President Putin’s popularity rating in Russia highest in two years – poll

Russia February 26, 2014, 19:31

Experts say it may be attributed to the results of the Olympics in Sochi or could be connected with the political disturbances in the world and the phantom of the civil war in Ukraine

MOSCOW, February 26. /ITAR-TASS/. President Vladimir Putin’s popularity rating in Russia soared over the past week reaching the highest figure in the last two years, a state-run pollster said on Wednesday.

Data collected by the Russian Public Opinion Center (VTsIOM), showed that 67.7 percent of Russians, polled on February 22-23, approved of Putin’s actions, while the same poll conducted on February 15-16 had the figure of 61.9 percent.

According to VTsIOM experts, the increase may be attributed to “the results of the Winter Olympic Games in Sochi as well as to comparison with the political disturbances in the world and the phantom of the civil war in Ukraine.”

Putin’s previous highest rank of approval of 68.8 percent was registered in May of 2012, when he was inaugurated as the president of Russia.

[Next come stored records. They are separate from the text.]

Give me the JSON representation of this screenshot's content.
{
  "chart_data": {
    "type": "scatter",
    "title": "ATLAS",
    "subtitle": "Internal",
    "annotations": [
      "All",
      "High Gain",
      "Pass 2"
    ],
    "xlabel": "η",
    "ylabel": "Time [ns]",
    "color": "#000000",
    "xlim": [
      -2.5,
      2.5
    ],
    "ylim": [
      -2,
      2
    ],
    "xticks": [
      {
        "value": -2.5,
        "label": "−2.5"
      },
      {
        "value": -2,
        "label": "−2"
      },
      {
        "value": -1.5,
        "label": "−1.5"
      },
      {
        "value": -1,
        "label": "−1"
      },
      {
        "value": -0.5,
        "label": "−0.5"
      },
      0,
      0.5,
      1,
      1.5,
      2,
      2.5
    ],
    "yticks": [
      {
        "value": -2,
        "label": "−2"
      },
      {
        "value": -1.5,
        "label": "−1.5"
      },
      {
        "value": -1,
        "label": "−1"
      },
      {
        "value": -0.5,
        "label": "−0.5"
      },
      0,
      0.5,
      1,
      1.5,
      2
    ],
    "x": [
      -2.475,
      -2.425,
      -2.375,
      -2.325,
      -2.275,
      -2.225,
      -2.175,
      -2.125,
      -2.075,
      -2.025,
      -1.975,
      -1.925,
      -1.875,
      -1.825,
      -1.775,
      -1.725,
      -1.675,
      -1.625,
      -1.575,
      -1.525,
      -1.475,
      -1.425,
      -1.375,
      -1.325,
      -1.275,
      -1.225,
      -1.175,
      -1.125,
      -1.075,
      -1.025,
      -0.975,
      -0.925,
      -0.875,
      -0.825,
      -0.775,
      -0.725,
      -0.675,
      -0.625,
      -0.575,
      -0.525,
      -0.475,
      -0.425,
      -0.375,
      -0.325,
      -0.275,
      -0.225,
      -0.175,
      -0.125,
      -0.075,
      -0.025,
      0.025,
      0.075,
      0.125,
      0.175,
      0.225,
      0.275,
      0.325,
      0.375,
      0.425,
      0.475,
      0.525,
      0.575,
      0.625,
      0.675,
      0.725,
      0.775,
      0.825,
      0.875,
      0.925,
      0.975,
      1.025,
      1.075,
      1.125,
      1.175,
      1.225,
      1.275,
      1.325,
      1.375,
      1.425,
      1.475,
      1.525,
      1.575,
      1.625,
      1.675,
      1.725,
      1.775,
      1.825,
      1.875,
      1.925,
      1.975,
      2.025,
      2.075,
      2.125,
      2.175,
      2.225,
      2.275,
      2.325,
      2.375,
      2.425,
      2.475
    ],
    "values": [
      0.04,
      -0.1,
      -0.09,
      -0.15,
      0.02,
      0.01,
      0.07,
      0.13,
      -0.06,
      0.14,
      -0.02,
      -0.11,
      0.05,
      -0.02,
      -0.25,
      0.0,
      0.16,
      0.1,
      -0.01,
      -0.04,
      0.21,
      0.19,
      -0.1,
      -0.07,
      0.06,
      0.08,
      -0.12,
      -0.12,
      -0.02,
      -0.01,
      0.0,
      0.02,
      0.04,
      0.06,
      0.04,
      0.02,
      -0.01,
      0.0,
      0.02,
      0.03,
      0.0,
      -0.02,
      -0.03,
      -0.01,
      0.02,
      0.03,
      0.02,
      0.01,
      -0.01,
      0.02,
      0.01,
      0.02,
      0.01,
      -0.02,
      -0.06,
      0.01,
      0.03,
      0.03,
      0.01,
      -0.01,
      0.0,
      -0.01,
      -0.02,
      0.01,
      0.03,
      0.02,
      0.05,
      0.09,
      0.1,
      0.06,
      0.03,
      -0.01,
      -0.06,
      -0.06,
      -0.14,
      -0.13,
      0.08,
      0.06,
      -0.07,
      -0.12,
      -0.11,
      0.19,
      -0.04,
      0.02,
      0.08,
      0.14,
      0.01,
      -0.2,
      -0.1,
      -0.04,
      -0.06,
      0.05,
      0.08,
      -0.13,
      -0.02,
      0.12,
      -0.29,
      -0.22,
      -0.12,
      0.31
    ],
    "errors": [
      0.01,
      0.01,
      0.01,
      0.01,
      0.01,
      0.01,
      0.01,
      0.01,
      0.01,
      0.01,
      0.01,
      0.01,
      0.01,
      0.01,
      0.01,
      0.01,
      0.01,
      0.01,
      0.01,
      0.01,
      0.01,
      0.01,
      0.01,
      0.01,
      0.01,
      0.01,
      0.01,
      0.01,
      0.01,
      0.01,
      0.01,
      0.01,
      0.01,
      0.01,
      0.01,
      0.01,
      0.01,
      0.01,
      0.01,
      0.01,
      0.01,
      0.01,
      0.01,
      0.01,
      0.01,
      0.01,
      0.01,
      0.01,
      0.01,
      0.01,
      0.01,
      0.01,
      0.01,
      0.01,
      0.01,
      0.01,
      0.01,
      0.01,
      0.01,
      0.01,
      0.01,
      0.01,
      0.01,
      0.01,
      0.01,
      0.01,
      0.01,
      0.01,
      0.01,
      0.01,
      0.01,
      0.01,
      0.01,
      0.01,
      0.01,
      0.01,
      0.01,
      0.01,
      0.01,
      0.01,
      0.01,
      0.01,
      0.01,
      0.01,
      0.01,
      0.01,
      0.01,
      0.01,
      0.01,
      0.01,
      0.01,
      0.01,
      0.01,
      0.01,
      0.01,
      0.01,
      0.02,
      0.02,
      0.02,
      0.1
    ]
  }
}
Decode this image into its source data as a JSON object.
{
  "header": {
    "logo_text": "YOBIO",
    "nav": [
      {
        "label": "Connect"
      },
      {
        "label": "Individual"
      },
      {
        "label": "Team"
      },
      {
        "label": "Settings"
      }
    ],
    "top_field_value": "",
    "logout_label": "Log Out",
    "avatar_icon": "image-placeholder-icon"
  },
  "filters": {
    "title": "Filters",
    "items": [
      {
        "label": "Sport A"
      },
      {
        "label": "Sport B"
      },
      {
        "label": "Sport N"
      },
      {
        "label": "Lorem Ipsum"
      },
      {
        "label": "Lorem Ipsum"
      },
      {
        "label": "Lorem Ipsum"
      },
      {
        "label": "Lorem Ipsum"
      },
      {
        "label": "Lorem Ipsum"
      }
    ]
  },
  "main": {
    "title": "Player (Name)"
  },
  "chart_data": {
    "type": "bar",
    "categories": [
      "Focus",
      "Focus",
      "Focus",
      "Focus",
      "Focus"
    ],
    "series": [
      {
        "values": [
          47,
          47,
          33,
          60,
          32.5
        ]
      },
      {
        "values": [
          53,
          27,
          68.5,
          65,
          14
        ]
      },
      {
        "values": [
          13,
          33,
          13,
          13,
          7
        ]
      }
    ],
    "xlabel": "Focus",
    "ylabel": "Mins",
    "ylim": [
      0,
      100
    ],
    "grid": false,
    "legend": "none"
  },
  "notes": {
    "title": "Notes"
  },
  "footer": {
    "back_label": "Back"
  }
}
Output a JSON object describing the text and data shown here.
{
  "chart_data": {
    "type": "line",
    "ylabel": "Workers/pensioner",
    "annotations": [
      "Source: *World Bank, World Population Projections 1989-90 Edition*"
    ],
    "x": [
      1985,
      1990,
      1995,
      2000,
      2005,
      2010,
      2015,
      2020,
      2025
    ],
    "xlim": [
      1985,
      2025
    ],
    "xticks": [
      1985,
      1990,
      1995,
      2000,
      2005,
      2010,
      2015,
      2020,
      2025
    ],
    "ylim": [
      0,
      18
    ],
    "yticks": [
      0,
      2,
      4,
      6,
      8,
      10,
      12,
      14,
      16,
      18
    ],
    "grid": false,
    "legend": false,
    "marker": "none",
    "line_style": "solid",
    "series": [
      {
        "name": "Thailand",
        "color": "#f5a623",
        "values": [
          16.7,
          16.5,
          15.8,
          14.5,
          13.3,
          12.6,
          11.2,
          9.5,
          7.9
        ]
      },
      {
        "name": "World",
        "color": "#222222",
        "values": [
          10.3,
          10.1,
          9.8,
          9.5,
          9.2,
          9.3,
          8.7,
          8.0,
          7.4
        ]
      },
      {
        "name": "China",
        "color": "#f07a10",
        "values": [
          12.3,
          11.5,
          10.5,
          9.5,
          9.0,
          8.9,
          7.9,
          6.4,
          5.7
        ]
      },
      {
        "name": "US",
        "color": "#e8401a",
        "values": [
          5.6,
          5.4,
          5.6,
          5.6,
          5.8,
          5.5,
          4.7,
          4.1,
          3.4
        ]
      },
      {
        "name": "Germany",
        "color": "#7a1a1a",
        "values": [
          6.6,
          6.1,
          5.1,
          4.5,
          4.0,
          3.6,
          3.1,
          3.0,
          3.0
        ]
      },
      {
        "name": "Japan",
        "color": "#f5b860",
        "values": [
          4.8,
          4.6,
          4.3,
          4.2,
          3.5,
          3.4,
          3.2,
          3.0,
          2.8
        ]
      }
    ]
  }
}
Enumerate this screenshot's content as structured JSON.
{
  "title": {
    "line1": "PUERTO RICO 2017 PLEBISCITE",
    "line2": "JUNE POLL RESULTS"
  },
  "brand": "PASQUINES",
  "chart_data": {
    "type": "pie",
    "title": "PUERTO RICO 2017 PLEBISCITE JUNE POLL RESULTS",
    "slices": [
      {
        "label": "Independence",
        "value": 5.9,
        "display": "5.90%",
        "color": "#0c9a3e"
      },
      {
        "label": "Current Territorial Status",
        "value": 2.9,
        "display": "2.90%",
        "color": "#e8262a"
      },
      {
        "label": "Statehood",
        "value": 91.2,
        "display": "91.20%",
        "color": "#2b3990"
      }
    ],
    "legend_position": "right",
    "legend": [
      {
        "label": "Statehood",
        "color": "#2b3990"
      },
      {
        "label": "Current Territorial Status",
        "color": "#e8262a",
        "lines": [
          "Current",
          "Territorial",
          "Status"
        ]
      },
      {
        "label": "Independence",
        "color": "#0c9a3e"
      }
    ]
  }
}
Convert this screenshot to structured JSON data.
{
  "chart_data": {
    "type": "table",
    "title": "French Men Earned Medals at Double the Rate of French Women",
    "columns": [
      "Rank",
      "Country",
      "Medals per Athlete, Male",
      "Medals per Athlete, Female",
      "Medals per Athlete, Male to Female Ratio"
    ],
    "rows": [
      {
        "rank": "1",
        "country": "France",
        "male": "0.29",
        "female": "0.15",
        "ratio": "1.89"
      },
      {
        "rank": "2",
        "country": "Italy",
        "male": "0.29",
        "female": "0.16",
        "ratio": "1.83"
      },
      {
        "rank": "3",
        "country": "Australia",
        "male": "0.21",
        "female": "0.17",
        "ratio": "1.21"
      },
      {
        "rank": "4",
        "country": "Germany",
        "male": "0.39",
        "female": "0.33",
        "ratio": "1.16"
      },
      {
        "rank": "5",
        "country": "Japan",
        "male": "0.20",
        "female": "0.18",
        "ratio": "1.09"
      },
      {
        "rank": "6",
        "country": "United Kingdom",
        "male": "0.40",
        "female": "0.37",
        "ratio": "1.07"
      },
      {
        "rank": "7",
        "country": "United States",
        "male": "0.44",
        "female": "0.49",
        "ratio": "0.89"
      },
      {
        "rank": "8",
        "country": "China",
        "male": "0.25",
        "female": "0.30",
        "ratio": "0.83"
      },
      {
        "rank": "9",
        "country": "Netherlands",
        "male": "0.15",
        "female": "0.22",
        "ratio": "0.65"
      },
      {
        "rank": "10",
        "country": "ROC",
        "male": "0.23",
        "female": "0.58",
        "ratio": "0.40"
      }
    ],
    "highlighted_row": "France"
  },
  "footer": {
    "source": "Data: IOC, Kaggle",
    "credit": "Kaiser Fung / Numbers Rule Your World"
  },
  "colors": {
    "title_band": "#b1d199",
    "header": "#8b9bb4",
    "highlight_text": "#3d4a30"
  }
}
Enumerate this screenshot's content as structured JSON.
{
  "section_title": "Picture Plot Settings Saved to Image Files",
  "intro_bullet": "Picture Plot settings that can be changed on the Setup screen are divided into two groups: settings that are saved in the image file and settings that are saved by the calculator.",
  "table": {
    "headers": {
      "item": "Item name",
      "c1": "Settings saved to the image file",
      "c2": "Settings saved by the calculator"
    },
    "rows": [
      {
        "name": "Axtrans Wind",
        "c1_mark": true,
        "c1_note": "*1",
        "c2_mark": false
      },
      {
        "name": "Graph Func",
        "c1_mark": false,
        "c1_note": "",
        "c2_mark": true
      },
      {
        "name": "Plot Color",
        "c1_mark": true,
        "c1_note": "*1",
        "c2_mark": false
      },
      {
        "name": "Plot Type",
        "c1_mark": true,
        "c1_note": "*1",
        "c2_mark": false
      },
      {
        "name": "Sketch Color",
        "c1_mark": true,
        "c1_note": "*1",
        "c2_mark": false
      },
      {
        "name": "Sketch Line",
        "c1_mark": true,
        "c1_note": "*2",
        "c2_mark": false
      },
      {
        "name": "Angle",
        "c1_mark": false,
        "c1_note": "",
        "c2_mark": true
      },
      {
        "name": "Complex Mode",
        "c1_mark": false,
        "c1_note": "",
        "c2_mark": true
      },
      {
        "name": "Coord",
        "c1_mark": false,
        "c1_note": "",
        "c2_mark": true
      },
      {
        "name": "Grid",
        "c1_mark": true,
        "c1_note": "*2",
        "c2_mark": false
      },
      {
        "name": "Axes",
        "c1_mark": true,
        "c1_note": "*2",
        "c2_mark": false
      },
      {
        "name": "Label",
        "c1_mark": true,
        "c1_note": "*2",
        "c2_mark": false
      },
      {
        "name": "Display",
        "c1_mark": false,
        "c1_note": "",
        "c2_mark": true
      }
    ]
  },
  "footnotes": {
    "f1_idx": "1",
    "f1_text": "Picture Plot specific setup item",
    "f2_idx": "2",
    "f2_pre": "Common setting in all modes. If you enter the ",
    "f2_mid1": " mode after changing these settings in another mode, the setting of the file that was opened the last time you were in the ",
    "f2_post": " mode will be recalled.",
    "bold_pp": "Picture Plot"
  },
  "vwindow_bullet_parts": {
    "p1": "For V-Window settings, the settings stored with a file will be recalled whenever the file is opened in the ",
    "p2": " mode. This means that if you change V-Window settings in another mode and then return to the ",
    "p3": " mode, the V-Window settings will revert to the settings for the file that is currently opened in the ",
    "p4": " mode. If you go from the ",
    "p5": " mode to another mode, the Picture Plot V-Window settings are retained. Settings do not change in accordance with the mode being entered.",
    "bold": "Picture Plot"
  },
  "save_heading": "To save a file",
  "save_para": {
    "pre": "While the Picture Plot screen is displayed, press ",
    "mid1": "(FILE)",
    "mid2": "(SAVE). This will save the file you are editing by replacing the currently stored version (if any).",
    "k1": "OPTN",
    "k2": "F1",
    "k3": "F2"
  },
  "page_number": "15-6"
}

Experts say that on the average the rank of the president’s work approval always stood at over 60 percent in the past years.

The poll was conducted on February 22-23 among 1,600 respondents across Russia. The margin of error does not exceed 3.4 percent.

Alexei Zudin, a political expert with the Institute of social-economic and political researches, also said that the president’s popularity increase was the result of the Sochi Olympic Games, which closed on February 23, and the recent political turmoil in Ukraine.

Team Russia finished the 2014 Sochi Olympics with the overall result of 33 won medals (13 gold, 11 silver and 9 bronze medals) surpassing its previous Winter Olympics record of 11 gold medals, set at the 1994 Winter Games in Norway’s Lillehammer.

As the Olympic Games were underway in Sochi, a new wave of violent riots erupted in Ukraine on February 18 and eventually caused President Viktor Yanukovich, 63, to leave his residence outside Kiev. The Verkhovna Rada, the country’s unicameral parliament, took over and appointed its new speaker, Alexander Turchinov, as interim head of state and set early presidential elections for May 25.

According to the Ukrainian Health Ministry, a total of 82 people have been killed and 787 have turned to the Ukrainian capital’s medical institutions for help, with 527 of them hospitalized, since the start of the latest violence on February 18.

“There are two possible reasons, which determined the high rating figure of the president and they are the Olympics in Sochi and recent events in Ukraine,” Zudin said.

“The Olympic Games in Sochi are viewed as the personal success of the president, since in the public opinion this project was associated with his [Putin’s] name from the very beginning,” Zudin said.

Speaking about possible contribution of Ukrainian situation to Putin’s popularity in Russia, Zudin said that “the events in that country reminded about the advantageous political situation in Russia.”

Nikolai Mironov, the director general of the Russian Institute of Priority Regional Projects, voiced the same opinion as Zudin did.

“The high rating level must be attributed to the successful Olympic Games,” Mironov said. “He [Putin] was personally bidding for the Sochi Games at the International Olympic Committee, took part in the Sochi presentation, supervised the construction of the Olympic facilities, worked with athletes and as a result Russia had the deserved first place. This must be attributed to the president.”

He added that the sharp contrast of the democratic order in Russia and “the political chaos” in Ukraine also played in favor of Putin’s popularity rating increase.